For example clothed, female figures like Nike, here on a coin from Nicopolis ad Istrum (Moesia).
Or Nemesis, here on the reverse of a coin from Tripolis in Lydia, or as an unattributed provincial countermark (= Howgego, GIC 283).
More mysterious is the youth holding a bird in his outstretched hand on coins of Pergamon (Mysia) with obverse type of helmeted head of Athena, who was identified by Imhoof-Blumer in 1908 (Zur griechischen und römischen Münzkunde, 2) as one of the minor “gods of healing” associated with Asclepius. These included Telesphorus, normally represented as a little cloaked figure, however, rather than as a naked youth, and Euamerion. Two reverses are shown here, of coins struck by Ioulios Pollion in the time of Hadrian (l.) and by Diodoros in the time of Commodus (r.).
There are also nude boys depicted on the reverse of Hadrianic coins from Hierocaesareia in Lydia (photo courtesy of Numismatik Naumann GmbH), but these too are not winged.
Another mysterious reverse type comes from Serdica (Thracia) and shows a naked young god with a serpent-staff; by his side is a small figure, reaching up towards him (illustrations). The two figures are not Aesclupius and Eros, but Apollo the Healer and, possibly, his son Aesculapius; alternatively, Telesphorus (as Patricia Lawrence has pointed out, the identification is difficult because of the lack of attributes; see the discussion of Aesculapius, Telesphorus, and Co. in Hans-Joachim Hoeft’s Münzen und antike Mythologie, 2011, pp.279 ff. and 289 ff.). Here are two variants: on the left (photo courtesy of Lübke & Wiedemann KG) the tiny figure is naked, while on the right (photo courtesy of Classical Numismatic Group, Inc., www.cngcoins.com) he is wearing a chlamys over his shoulders, which might easily be mistaken for wings on a worn specimen of the coin.
It is the infant Heracles (and not Eros) who is portrayed carrying the club and lionskin on a coin of Heracleia Pontica in Bithynia (SNG von Aulock 423), or fighting, here, on a coin from Serdica (Thracia), with the serpents sent to kill him by the jealous Hera (photo courtesy of Lübke & Wiedemann KG).
But the child most easily mistaken for Eros is Dionysus, shown here on a coin of Geta from Nicaea (photo by courtesy of Münzen & Medaillen GmbH), riding on a panther. Dionysus is also represented as a child in an improvised cradle, actually a corn-sieve for separating wheat from chaff, here on a coin of Septimius Severus from Nicaea in Bithynia (photo by courtesy of Dr. Busso Peus Nachfolger).

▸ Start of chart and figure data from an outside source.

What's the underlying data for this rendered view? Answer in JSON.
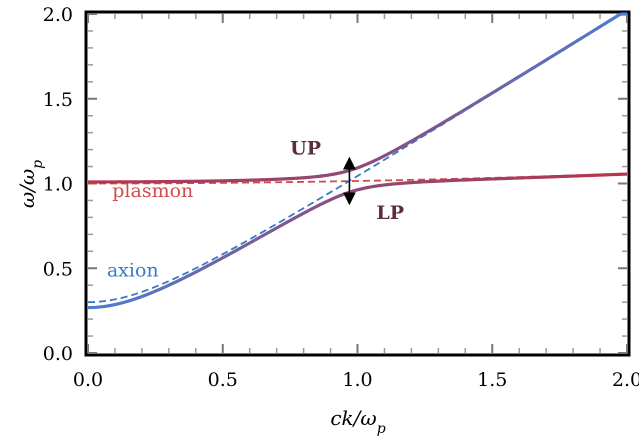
{
  "chart_data": {
    "type": "line",
    "xlabel": "ck/ωp",
    "ylabel": "ω/ωp",
    "xlim": [
      0,
      2
    ],
    "ylim": [
      0,
      2
    ],
    "x_ticks": [
      "0.0",
      "0.5",
      "1.0",
      "1.5",
      "2.0"
    ],
    "y_ticks": [
      "0.0",
      "0.5",
      "1.0",
      "1.5",
      "2.0"
    ],
    "grid": false,
    "parameters": {
      "axion_mass": 0.3,
      "coupling": 0.13
    },
    "series": [
      {
        "name": "plasmon",
        "style": "dashed",
        "color": "#d24b4b",
        "label_x": 0.09,
        "label_y": 0.92
      },
      {
        "name": "axion",
        "style": "dashed",
        "color": "#3a78c8",
        "label_x": 0.07,
        "label_y": 0.45
      },
      {
        "name": "UP",
        "style": "solid",
        "color_start": "#b8344a",
        "color_end": "#4a7fd0",
        "label_x": 0.75,
        "label_y": 1.17
      },
      {
        "name": "LP",
        "style": "solid",
        "color_start": "#4a7fd0",
        "color_end": "#b8344a",
        "label_x": 1.07,
        "label_y": 0.79
      }
    ],
    "annotation": {
      "type": "double-arrow",
      "x": 0.97,
      "y_from": 0.9,
      "y_to": 1.13
    }
  }
}
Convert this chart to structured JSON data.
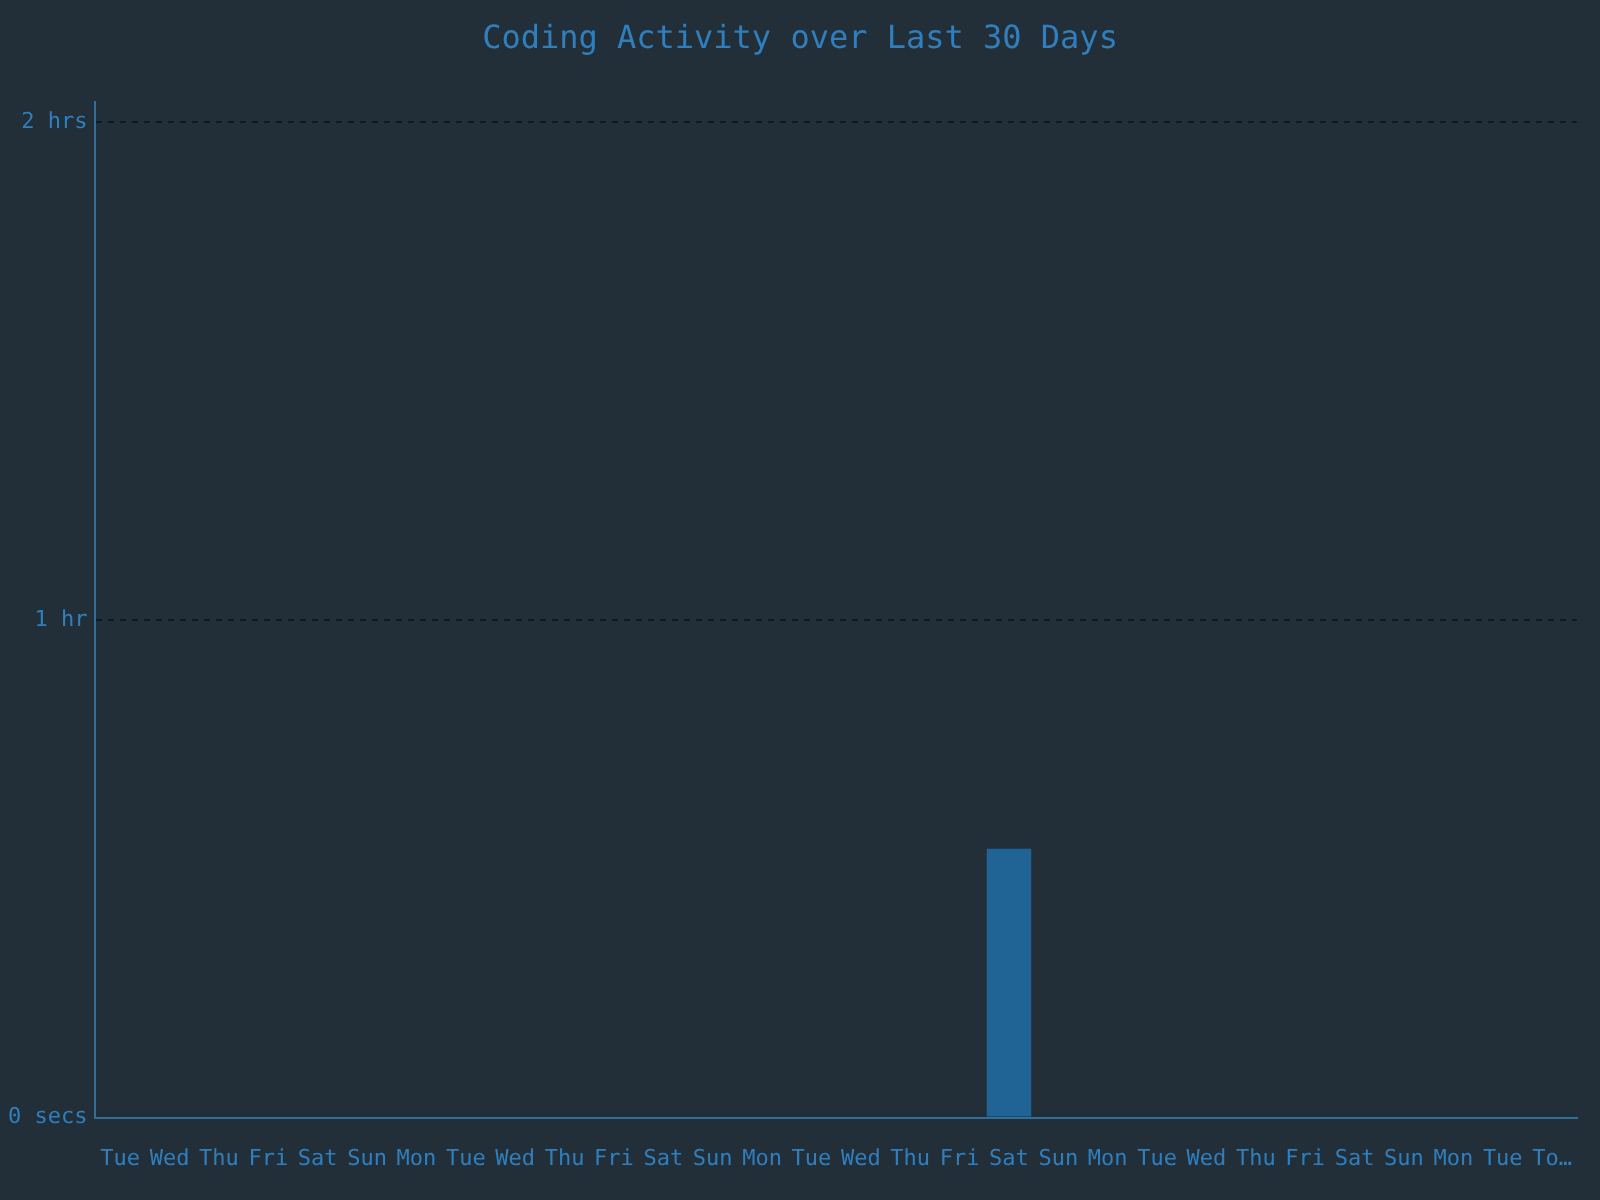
{
  "chart_data": {
    "type": "bar",
    "title": "Coding Activity over Last 30 Days",
    "categories": [
      "Tue",
      "Wed",
      "Thu",
      "Fri",
      "Sat",
      "Sun",
      "Mon",
      "Tue",
      "Wed",
      "Thu",
      "Fri",
      "Sat",
      "Sun",
      "Mon",
      "Tue",
      "Wed",
      "Thu",
      "Fri",
      "Sat",
      "Sun",
      "Mon",
      "Tue",
      "Wed",
      "Thu",
      "Fri",
      "Sat",
      "Sun",
      "Mon",
      "Tue",
      "To…"
    ],
    "values": [
      0,
      0,
      0,
      0,
      0,
      0,
      0,
      0,
      0,
      0,
      0,
      0,
      0,
      0,
      0,
      0,
      0,
      0,
      0.54,
      0,
      0,
      0,
      0,
      0,
      0,
      0,
      0,
      0,
      0,
      0
    ],
    "color": "#1f6494",
    "ylim": [
      0,
      2.04
    ],
    "yticks": [
      {
        "value": 0,
        "label": "0 secs"
      },
      {
        "value": 1,
        "label": "1 hr"
      },
      {
        "value": 2,
        "label": "2 hrs"
      }
    ],
    "grid": "y",
    "legend": false
  }
}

On other coins he is shown being looked after by various helpers, including Silenus, on an extremely rare coin of Sardes, illustrated on p.295 of Hans-Joachim Hoeft’s Münzen und antike Mythologie, or by Hermes, here on an extremely rare coin of Septimius Severus from Philippopolis in Thracia, misread by Varbanov (1252) as “Naked Apollo stg. r., resting on column and holding bow (?)”, but reproducing the famous statue by Praxiteles at Olympia, of which the Philippopolitans presumably had a nice copy. There is a similar coin (of Marcus Aurelius Caesar) from Anchialus (AMNG 427), also exceptionally rare.
On charming coins of Marcus Aurelius at Philippopolis (Thracia), Dionysus (or a Baccchic child) is shown dancing, holding a thyrsus and a cantharus (from a private collection, photo by permission); there is a cruder version of the same type for Commodus at Nicopolis ad Istrum (Moesia).
Finally, there are very rare representations of the naked Hermaphrodite on provincial coins, including the famous statuary type of the Sleeping Hermaphrodite (there are many surviving Roman copies of this risqué statue), on a coin of Augusta Trajana in Thracia (Varbanov 847, misread as “Dancing maenad (Genius?) naked, stg. facing, hd. r., holding veil in raised r. hand”, and 854 f., “River-god swimming r.”),
and a remarkable coin of Septimius Severus from Hadrianopolis in Thracia (Varbanov 3392, though wrongly described) that shows Hermaphrodite dancing with Pan (photo courtesy of Peter G. Burbules).